Aligning wearable sensor signals with natural language remains challenging due to semantic heterogeneity and the scarcity of large-scale, high-quality paired sensor–language annotations. Method: We introduce the first multimodal foundation model for wearable sensing. (1) We design a hierarchical captioning pipeline to construct the largest real-world sensor–language dataset to date—59.7 million hours of sensor data from over 100,000 individuals, each paired with descriptive natural language captions; (2) We generalize existing contrastive and generative multimodal architectures (e.g., CLIP, CoCa) into a unified, scalable cross-modal alignment pretraining framework. Contribution/Results: Our model achieves state-of-the-art performance on human activity recognition and healthcare tasks, enabling zero-shot classification, few-shot transfer, and cross-modal retrieval. It demonstrates label efficiency, strong generalization to unseen tasks, and robustness under limited supervision—establishing a new foundation for language-grounded wearable sensing.
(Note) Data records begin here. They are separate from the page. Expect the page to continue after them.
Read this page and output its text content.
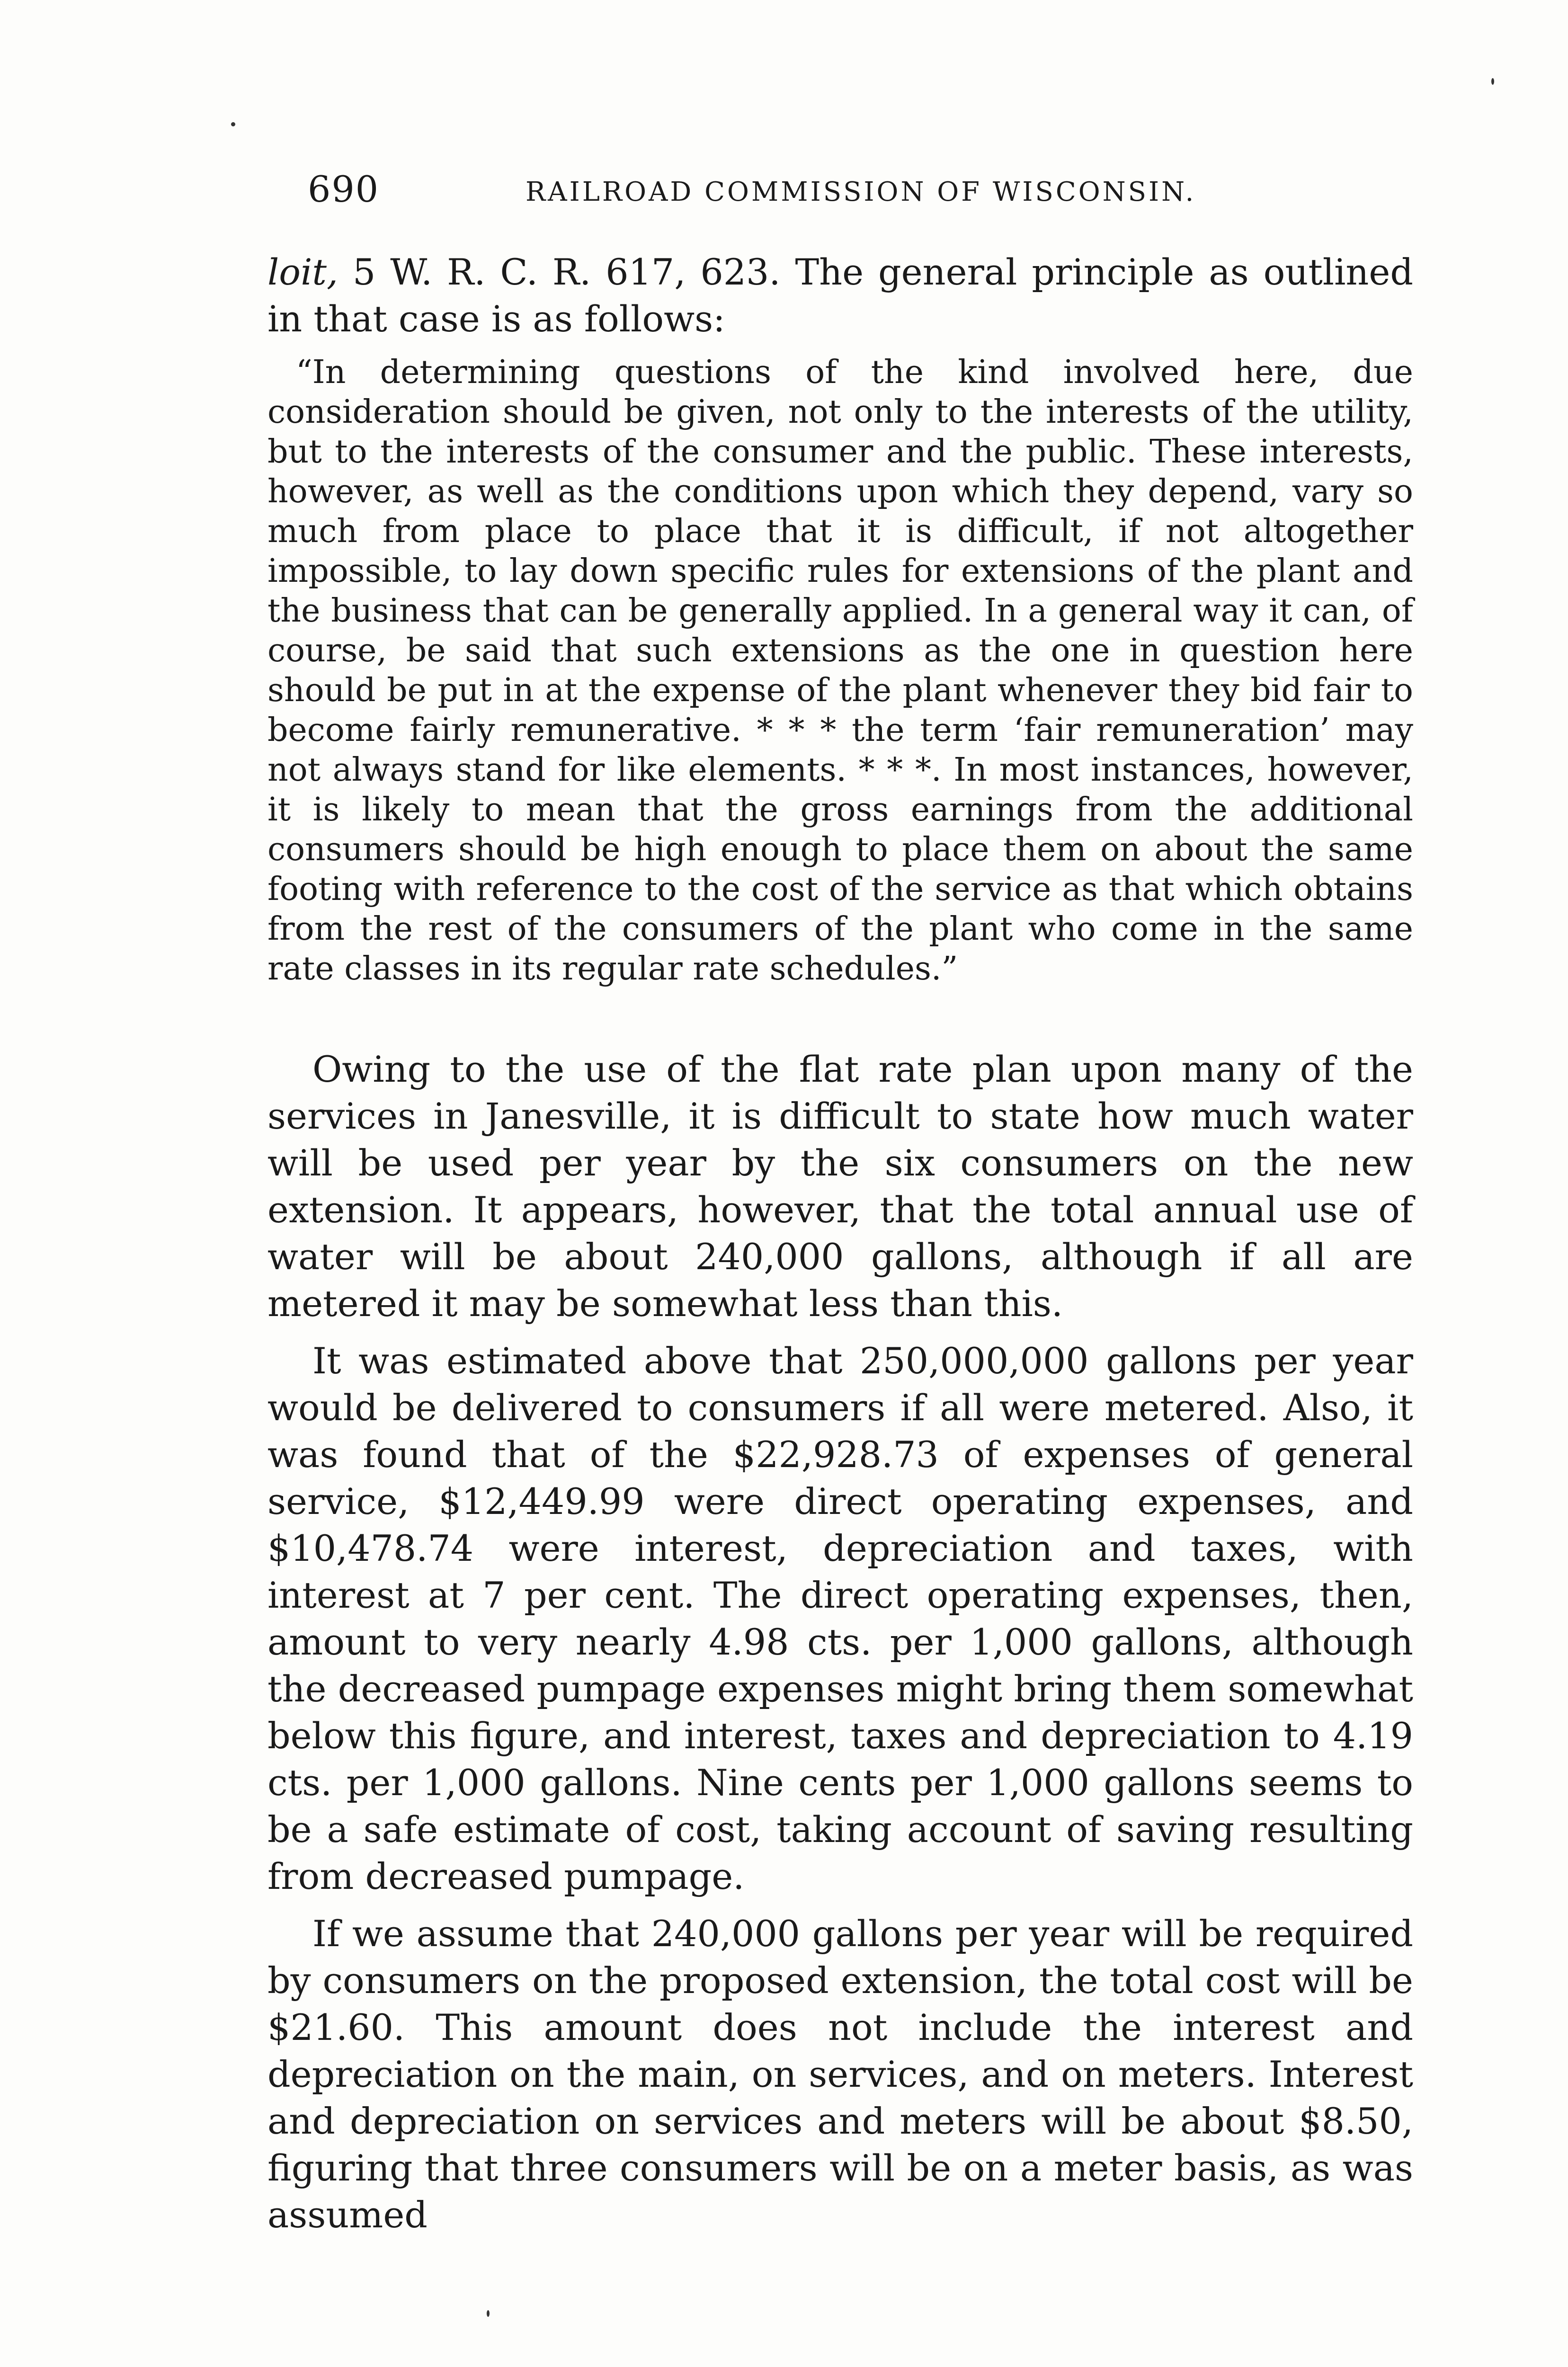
690	RAILROAD COMMISSION OF WISCONSIN.

loit, 5 W. R. C. R. 617, 623. The general principle as outlined in that case is as follows:

“In determining questions of the kind involved here, due consideration should be given, not only to the interests of the utility, but to the interests of the consumer and the public. These interests, however, as well as the conditions upon which they depend, vary so much from place to place that it is difficult, if not altogether impossible, to lay down specific rules for extensions of the plant and the business that can be generally applied. In a general way it can, of course, be said that such extensions as the one in question here should be put in at the expense of the plant whenever they bid fair to become fairly remunerative. * * * the term ‘fair remuneration’ may not always stand for like elements. * * *. In most instances, however, it is likely to mean that the gross earnings from the additional consumers should be high enough to place them on about the same footing with reference to the cost of the service as that which obtains from the rest of the consumers of the plant who come in the same rate classes in its regular rate schedules.”

Owing to the use of the flat rate plan upon many of the services in Janesville, it is difficult to state how much water will be used per year by the six consumers on the new extension. It appears, however, that the total annual use of water will be about 240,000 gallons, although if all are metered it may be somewhat less than this.

It was estimated above that 250,000,000 gallons per year would be delivered to consumers if all were metered. Also, it was found that of the $22,928.73 of expenses of general service, $12,449.99 were direct operating expenses, and $10,478.74 were interest, depreciation and taxes, with interest at 7 per cent. The direct operating expenses, then, amount to very nearly 4.98 cts. per 1,000 gallons, although the decreased pumpage expenses might bring them somewhat below this figure, and interest, taxes and depreciation to 4.19 cts. per 1,000 gallons. Nine cents per 1,000 gallons seems to be a safe estimate of cost, taking account of saving resulting from decreased pumpage.

If we assume that 240,000 gallons per year will be required by consumers on the proposed extension, the total cost will be $21.60. This amount does not include the interest and depreciation on the main, on services, and on meters. Interest and depreciation on services and meters will be about $8.50, figuring that three consumers will be on a meter basis, as was assumed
We present SensorLM, a family of sensor-language foundation models that enable wearable sensor data understanding with natural language. Despite its pervasive nature, aligning and interpreting sensor data with language remains challenging due to the lack of paired, richly annotated sensor-text descriptions in uncurated, real-world wearable data. We introduce a hierarchical caption generation pipeline designed to capture statistical, structural, and semantic information from sensor data. This approach enabled the curation of the largest sensor-language dataset to date, comprising over 59.7 million hours of data from more than 103,000 people. Furthermore, SensorLM extends prominent multimodal pretraining architectures (e.g., CLIP, CoCa) and recovers them as specific variants within a generic architecture. Extensive experiments on real-world tasks in human activity analysis and healthcare verify the superior performance of SensorLM over state-of-the-art in zero-shot recognition, few-shot learning, and cross-modal retrieval. SensorLM also demonstrates intriguing capabilities including scaling behaviors, label efficiency, sensor captioning, and zero-shot generalization to unseen tasks.